Since ROCK cannot reuse the environment, it may need to reinstall some dependencies each time a task starts, leading to slower startup times that are dependent on network speed.
# Install ROCK's dependencies
cd ROCK
pip install .
pip install ".[admin]"
# Install ROLL's dependencies
cd ../ROLL
pip install -r requirements_torch260_vllm.txt
# Crucial: Configure ROCK to use uv as its worker environment manager
export ROCK_WORKER_ENV_TYPE=uv
# Launch the training script
bash examples/agentic_demo/run_agentic_pipeline_sokoban_sandbox_single_node.sh
You have now successfully launched the Sokoban reinforcement learning training process. Happy Rock & Roll!
3. Multi-Node Deployment
Instead of running everything on a single machine, you can deploy the ROCK Service and ROLL job on separate machines. This is a common client-server setup where they communicate over the network.
3.1 Deploy the ROCK Service on Machine A
On a dedicated machine (or container), follow the ROCK Quick Start Guide to deploy and start the ROCK service.
Important
After starting the service, take note of its IP address and port (e.g.,http://192.168.1.10:8000). You will need this address for the subsequent steps.
3.2 Prepare the ROLL Client on Machine B
On the other machine where you will run the training task, perform the following steps.
- Verify Network Connectivity
First, use the curl command to check if you can reach the ROCK service on Machine A from Machine B.

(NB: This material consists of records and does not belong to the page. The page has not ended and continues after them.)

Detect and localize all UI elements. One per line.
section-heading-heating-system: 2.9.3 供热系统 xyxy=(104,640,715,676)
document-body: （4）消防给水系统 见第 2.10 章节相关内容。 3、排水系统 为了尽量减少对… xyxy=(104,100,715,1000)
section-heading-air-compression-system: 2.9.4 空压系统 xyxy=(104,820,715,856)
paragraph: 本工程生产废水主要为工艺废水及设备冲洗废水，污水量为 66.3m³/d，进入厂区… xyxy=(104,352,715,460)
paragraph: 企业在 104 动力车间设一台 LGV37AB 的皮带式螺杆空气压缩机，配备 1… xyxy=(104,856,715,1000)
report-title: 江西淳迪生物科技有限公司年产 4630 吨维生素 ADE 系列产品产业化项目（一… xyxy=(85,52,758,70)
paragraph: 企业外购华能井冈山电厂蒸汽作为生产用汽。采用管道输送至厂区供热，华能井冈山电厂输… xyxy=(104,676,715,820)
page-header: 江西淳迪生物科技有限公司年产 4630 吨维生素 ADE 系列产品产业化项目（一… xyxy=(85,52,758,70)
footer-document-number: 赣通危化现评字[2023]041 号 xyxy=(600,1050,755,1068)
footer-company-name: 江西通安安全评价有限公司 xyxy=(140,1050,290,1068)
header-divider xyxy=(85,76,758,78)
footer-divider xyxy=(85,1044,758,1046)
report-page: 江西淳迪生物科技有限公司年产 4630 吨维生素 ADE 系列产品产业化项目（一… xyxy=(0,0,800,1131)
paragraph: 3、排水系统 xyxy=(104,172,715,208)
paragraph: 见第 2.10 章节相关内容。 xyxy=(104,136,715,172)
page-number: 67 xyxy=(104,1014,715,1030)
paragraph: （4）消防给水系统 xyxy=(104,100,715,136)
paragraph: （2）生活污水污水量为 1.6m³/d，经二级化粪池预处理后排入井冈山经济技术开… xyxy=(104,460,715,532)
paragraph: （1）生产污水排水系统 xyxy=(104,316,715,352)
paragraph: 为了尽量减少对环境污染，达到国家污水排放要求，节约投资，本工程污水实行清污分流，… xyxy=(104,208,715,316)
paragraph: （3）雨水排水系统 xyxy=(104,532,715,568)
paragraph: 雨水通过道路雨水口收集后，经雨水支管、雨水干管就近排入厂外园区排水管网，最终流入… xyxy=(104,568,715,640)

# Replace <ip_address>:<port> with the actual address of your ROCK service
# If successful, you should receive a response like {"message":"hello, ROCK!"}
curl http://<ip_address>:<port>
- Prepare the ROLL Environment
# Clone the ROLL repository
git clone https://github.com/alibaba/ROLL.git
cd ROLL
# Install dependencies
pip install -r requirements_torch260_vllm.txt
- Configure the ROLL Connection Address
Modify ROLL's configuration file to point to the remote ROCK service.
- Open the configuration file: examples/agentic_demo/agentic_val_sokoban_sandbox.yaml.
- Find the "SokobanSandbox" section under "env_config".
- Update the base_url value to your ROCK service's address.
custom_envs:
SokobanSandbox:
env_config:
# Change the address here to your ROCK service's address
# Example: base_url: 'http://192.168.1.10:8000'
base_url: 'http://<ip_address>:<port>'
- Start Training Once configured, you can start the ROLL training script on Machine B.
# This script will now request environments from the ROCK service on Machine A over the network.
bash examples/agentic_demo/run_agentic_pipeline_sokoban_sandbox_multi_nodes.sh
Advanced: Distributed ROLL Training
If you wish to deploy the ROLL training task itself in a distributed manner, you can refer to ROLL's official documentation for distributed deployment.